Retreating glaciers affects people’s adaptation strategies and access to water resources, WMO said in a statement on Monday.
“More than a billion people rely on water from snow and glaciers melt which is carried by the major rivers of the world. When those glaciers retreat…you need to think what is going to happen to the water security of those people,” Nullis added.
As a response, WMO member states called for increased funding for more coordinated observations and predictions, and better data exchange, research, and services, because “you cannot manage what you are not measuring,” the agency’s spokeswoman said.
Accelerated melting
WMO detailed that ice sheet melt in Greenland and Antarctica is accelerating and is having “growing and cascading impacts on small island developing states and densely populated coastal areas.”
The UN weather agency called the Arctic permafrost a “sleeping giant” of greenhouse gases, storing twice as much carbon as in the atmosphere at present.
“Thawing mountains and Arctic permafrost create an increased risk of natural cascading hazards,” WMO said in a statement.

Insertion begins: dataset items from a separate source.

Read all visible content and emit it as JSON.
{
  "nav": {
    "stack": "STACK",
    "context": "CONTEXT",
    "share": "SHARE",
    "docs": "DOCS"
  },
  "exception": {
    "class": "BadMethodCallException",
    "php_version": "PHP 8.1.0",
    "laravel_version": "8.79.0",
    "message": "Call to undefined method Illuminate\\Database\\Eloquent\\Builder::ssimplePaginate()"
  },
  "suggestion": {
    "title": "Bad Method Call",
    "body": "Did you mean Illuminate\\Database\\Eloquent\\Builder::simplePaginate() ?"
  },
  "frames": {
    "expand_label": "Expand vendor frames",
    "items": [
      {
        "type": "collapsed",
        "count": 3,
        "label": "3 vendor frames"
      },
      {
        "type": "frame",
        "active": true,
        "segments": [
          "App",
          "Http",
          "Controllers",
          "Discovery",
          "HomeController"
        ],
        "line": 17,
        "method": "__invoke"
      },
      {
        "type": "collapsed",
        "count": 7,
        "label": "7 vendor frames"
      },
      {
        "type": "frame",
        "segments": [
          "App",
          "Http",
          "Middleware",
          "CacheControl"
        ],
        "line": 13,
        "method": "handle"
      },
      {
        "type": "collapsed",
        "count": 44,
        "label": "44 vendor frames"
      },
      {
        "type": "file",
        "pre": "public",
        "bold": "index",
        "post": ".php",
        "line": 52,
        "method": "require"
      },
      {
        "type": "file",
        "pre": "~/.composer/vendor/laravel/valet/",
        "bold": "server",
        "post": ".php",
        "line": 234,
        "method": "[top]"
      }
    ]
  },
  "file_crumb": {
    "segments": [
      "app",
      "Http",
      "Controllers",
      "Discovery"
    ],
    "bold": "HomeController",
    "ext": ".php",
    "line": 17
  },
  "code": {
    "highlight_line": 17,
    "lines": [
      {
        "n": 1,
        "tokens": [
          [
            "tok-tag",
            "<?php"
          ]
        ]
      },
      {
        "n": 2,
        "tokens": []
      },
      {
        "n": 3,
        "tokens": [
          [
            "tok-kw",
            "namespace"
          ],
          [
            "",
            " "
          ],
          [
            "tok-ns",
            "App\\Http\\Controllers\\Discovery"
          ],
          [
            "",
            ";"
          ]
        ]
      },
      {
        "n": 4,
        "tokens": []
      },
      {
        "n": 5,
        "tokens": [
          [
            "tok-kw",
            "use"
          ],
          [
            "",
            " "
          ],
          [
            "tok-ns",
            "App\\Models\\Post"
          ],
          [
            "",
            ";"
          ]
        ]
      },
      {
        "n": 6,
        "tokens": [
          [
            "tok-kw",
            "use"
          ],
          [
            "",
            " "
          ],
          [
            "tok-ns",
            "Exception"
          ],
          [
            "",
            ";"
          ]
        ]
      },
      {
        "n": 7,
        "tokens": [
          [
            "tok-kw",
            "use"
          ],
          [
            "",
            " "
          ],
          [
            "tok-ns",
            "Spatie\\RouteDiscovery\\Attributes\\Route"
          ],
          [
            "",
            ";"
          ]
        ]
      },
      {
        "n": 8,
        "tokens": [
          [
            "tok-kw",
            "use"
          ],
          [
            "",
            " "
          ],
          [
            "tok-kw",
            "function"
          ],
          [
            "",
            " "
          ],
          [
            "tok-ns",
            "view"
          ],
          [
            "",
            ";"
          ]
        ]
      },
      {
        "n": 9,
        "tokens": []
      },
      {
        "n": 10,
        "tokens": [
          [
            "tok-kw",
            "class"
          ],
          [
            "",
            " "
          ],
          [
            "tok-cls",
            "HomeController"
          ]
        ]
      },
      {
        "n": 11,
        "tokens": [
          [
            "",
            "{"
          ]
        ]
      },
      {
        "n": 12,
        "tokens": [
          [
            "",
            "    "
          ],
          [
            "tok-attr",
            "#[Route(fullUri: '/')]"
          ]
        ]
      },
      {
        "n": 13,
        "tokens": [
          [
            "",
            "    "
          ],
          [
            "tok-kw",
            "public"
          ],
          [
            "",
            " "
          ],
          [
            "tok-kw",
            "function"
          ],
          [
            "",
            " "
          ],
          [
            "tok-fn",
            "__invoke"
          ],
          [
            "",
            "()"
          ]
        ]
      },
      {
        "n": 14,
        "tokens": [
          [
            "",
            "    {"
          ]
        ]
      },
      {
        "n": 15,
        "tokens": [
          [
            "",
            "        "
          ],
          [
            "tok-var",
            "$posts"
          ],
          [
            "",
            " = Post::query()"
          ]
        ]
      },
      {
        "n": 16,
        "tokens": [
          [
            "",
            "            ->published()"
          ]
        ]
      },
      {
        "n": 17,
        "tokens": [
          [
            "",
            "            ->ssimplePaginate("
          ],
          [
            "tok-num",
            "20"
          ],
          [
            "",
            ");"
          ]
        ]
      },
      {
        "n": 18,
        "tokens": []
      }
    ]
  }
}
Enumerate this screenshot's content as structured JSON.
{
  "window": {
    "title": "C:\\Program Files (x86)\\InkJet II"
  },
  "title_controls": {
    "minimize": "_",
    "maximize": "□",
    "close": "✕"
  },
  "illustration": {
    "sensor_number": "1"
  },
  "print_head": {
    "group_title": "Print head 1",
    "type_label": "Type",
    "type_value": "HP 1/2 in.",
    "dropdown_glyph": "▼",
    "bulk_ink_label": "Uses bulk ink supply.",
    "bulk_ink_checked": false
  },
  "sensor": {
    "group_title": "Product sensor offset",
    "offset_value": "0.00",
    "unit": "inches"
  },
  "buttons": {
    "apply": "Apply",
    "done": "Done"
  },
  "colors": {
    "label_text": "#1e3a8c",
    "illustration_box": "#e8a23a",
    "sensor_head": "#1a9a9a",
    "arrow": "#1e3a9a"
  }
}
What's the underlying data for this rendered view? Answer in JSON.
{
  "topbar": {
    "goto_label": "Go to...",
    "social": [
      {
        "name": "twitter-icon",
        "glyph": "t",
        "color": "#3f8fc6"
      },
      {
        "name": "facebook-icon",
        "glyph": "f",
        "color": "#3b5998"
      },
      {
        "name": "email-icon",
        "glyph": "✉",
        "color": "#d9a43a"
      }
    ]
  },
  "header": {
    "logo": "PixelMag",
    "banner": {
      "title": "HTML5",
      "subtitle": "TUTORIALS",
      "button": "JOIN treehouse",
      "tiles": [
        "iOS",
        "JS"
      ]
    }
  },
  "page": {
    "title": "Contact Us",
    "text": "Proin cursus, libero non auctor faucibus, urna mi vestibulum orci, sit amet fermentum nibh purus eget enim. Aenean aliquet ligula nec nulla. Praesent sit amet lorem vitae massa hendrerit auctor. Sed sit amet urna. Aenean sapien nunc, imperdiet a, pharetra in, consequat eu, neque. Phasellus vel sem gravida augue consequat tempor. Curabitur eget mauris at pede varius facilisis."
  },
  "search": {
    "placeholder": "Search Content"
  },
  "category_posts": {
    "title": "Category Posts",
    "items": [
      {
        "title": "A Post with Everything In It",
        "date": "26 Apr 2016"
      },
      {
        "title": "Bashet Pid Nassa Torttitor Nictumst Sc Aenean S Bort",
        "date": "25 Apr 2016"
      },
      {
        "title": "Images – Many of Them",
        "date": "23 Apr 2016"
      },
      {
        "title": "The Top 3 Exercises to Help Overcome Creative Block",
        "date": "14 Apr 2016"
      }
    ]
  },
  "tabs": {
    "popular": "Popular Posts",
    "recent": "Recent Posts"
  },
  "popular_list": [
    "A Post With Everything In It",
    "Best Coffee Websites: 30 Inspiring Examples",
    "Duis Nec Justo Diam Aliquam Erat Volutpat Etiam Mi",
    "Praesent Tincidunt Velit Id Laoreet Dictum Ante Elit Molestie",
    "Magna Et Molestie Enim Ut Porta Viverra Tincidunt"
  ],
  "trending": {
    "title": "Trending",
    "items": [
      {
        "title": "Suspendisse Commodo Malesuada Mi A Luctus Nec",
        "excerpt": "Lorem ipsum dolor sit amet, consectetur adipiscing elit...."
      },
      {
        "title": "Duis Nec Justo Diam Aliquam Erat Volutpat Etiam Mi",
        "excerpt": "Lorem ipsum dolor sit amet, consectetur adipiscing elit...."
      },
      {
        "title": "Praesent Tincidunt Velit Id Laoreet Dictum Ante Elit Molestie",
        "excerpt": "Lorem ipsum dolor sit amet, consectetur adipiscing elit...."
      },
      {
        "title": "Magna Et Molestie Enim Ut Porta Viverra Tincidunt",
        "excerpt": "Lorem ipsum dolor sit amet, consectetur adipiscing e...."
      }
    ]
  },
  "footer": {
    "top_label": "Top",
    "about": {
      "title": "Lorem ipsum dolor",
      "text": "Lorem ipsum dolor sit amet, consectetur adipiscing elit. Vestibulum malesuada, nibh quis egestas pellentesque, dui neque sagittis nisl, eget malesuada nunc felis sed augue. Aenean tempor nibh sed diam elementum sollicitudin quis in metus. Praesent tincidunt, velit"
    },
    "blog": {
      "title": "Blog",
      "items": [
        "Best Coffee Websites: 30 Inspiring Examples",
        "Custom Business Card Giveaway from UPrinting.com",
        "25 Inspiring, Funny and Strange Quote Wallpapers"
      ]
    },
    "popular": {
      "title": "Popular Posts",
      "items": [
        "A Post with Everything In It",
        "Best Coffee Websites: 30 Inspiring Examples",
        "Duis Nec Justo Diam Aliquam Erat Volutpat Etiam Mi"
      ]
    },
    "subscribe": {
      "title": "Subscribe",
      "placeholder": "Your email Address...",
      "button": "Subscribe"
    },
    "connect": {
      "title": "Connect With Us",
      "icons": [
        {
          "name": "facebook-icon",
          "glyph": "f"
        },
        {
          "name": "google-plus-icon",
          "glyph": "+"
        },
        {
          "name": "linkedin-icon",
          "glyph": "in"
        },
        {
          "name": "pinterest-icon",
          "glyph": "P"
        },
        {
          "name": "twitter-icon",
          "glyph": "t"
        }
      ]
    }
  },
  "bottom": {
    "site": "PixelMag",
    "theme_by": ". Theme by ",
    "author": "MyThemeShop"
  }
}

“Cryosphere changes in mountain areas are leading to an increased risk of hazards such as rockslides, glacier detachments, and floods,” the agency added.
Rapid acceleration of thawing was recorded in the European Alps, smashing records for glacier melt due to a combination of little winter snow, an intrusion of Saharan dust, and heatwaves between May and early September last year.
The Greenland Ice Sheet ended with a negative total mass balance for the 26th year in a row.
Amidst this, the global mean sea level continues to reach new record highs. It doubled between the first decade of the satellite record, from 2.27 millimeters per year from 1993 to 2002, to 4.6 millimeters per year from 2013 to 2022.